Randomia will always look inferior! For, by definition, most readers will be from our world's high-population zones. Random changes will, on average, degrade them. And the lands that improve, that become the heartlands of Randomia's civilizations, are likely to be barren obscure lands in our world, mere names (if that) to non-Randomian readers. The Turnovian version of Europe is cold (millions of European readers groan), while the green Sahara nurtures great civilizations (a handful of Saharan readers cheer). If you love civilization, Randomia will probably kill or cripple the ones you love, and plant its greatest civilizations in places you associate with backwardness.
So the grass always looks browner in a parallel world--because what you value most, what you KNOW to value, is generally lost. This principle makes it hard to see alternate worlds fairly.”
The long post-WWII peace is something that hadn’t happened yet in the 1960s, therefore when Star Trek writers wrote a future history that didn’t contain it, they didn’t know they were writing a history that didn’t contain something important and good about the real history that was actually going to unfold. From the vantage point of 1967, it was optimistic to assume there wouldn’t be a nuclear war in the 1970s or 1980s!
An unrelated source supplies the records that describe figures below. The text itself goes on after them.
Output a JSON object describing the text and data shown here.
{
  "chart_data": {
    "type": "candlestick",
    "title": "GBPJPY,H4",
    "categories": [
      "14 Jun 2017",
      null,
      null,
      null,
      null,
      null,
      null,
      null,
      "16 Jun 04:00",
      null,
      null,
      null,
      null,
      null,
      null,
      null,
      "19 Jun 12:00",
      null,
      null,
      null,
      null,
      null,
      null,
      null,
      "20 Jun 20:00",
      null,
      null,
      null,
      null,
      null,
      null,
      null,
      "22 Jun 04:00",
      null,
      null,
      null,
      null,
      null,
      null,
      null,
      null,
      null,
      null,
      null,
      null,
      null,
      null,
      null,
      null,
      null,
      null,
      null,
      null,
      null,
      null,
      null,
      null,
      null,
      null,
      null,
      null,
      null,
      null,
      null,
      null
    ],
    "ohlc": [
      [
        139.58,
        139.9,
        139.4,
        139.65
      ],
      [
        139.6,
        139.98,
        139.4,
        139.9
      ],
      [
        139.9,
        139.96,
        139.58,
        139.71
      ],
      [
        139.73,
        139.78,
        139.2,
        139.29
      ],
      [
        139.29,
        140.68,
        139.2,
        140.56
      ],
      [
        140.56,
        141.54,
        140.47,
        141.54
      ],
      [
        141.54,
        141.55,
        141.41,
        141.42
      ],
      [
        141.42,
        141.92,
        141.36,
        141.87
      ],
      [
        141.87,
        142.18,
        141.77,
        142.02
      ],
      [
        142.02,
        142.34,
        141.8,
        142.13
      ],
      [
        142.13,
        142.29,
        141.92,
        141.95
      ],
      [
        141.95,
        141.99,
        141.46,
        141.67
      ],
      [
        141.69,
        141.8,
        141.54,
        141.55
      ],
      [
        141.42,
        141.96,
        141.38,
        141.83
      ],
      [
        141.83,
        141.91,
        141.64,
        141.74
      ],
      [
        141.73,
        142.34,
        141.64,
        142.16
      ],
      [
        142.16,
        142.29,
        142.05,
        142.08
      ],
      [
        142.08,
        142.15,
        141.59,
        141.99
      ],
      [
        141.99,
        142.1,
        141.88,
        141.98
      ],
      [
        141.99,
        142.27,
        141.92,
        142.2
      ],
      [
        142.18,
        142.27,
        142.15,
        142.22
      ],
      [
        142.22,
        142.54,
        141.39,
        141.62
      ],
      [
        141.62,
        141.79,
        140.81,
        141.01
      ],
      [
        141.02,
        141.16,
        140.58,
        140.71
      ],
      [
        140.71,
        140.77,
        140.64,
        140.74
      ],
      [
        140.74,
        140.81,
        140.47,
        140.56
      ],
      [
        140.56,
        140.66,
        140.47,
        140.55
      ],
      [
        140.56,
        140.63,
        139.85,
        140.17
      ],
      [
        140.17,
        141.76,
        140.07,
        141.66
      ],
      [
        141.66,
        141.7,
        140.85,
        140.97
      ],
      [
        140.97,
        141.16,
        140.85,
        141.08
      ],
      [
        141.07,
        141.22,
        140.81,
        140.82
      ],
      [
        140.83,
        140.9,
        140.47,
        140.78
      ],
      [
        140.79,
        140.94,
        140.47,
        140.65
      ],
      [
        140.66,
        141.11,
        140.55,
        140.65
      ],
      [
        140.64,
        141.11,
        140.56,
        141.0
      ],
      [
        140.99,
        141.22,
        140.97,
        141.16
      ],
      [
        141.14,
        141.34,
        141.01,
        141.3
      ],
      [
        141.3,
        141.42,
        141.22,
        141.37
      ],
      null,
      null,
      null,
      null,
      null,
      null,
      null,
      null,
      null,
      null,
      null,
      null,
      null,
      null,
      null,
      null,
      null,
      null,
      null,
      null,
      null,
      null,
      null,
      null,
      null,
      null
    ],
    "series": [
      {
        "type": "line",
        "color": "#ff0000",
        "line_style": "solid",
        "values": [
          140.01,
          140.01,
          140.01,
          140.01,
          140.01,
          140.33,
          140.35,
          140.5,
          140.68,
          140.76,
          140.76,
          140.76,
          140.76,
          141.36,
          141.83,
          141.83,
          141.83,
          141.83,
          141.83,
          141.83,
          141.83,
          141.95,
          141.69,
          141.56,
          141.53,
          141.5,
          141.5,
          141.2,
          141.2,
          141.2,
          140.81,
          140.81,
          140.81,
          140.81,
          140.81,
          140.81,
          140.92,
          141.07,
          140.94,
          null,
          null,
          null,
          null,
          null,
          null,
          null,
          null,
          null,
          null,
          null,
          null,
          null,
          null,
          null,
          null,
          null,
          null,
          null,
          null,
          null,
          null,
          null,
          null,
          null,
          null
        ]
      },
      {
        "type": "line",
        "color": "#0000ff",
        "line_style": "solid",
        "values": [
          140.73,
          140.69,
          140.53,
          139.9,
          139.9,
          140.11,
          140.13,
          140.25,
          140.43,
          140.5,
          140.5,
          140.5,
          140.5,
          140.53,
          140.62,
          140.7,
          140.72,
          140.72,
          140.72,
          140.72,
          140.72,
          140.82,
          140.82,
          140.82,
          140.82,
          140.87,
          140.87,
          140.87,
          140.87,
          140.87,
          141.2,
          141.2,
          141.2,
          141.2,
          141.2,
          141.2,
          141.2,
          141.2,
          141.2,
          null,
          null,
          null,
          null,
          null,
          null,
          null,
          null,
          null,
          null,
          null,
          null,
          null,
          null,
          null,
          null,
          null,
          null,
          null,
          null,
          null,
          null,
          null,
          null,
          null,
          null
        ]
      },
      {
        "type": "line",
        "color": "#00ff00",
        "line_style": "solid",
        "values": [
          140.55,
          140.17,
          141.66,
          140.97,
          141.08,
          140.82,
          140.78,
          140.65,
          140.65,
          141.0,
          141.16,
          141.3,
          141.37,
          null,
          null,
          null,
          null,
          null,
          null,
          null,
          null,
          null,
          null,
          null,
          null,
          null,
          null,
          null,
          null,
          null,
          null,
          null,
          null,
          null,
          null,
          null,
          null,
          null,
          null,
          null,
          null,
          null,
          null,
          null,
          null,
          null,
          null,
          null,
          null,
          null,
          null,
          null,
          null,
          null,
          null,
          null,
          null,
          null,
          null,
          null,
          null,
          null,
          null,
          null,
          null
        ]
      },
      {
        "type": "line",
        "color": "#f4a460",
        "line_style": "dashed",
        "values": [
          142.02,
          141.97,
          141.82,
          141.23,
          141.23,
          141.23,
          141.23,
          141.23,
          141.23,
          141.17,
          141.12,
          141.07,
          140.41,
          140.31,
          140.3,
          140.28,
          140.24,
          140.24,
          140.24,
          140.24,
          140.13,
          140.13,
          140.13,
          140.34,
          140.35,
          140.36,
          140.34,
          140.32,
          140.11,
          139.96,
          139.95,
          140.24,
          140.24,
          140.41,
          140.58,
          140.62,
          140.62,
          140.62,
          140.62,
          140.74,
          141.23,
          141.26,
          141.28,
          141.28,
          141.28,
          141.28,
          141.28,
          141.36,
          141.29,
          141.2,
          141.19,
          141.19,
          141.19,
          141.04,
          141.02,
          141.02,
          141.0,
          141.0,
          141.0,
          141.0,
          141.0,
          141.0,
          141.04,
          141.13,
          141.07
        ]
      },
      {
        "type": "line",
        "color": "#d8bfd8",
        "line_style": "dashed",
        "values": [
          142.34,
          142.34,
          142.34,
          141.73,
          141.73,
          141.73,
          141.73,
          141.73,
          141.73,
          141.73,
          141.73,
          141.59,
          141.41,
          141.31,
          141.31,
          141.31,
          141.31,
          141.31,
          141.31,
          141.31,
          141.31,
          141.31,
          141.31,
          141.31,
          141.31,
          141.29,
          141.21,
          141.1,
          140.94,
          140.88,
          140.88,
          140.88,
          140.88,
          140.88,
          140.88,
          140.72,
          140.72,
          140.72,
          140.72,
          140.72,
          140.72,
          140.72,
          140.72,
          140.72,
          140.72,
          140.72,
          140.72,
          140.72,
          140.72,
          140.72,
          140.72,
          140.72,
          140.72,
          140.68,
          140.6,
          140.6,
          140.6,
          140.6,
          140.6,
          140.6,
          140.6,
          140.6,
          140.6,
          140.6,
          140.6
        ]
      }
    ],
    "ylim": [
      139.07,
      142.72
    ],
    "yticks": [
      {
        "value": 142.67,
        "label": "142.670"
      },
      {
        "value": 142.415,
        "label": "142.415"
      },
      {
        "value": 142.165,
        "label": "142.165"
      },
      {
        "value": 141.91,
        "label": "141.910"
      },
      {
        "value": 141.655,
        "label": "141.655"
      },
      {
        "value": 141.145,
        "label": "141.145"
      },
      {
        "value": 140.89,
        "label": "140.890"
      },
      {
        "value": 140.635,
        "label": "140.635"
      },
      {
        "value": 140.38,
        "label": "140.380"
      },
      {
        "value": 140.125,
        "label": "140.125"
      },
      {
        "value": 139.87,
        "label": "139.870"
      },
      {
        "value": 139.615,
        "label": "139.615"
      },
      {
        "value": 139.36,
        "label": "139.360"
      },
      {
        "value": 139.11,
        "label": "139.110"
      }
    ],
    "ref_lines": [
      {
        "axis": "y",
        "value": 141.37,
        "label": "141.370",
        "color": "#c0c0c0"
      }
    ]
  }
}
We, in 2021, can look back on the post-WWII period of relative peace that stretches 70 years long behind us, and know that our timeline contains this important good thing.
On the other hand, my perspective is also influenced by this Randomia effect; the more advanced technology of Star Trek 2021 Earth likely implies less poverty and more advanced medicine, which over a few decades might have saved more lives than the Eugenic Wars ended, making their timeline net better than ours (though containing great tragedies we avoided). One could certainly choose to imagine their world as being that way!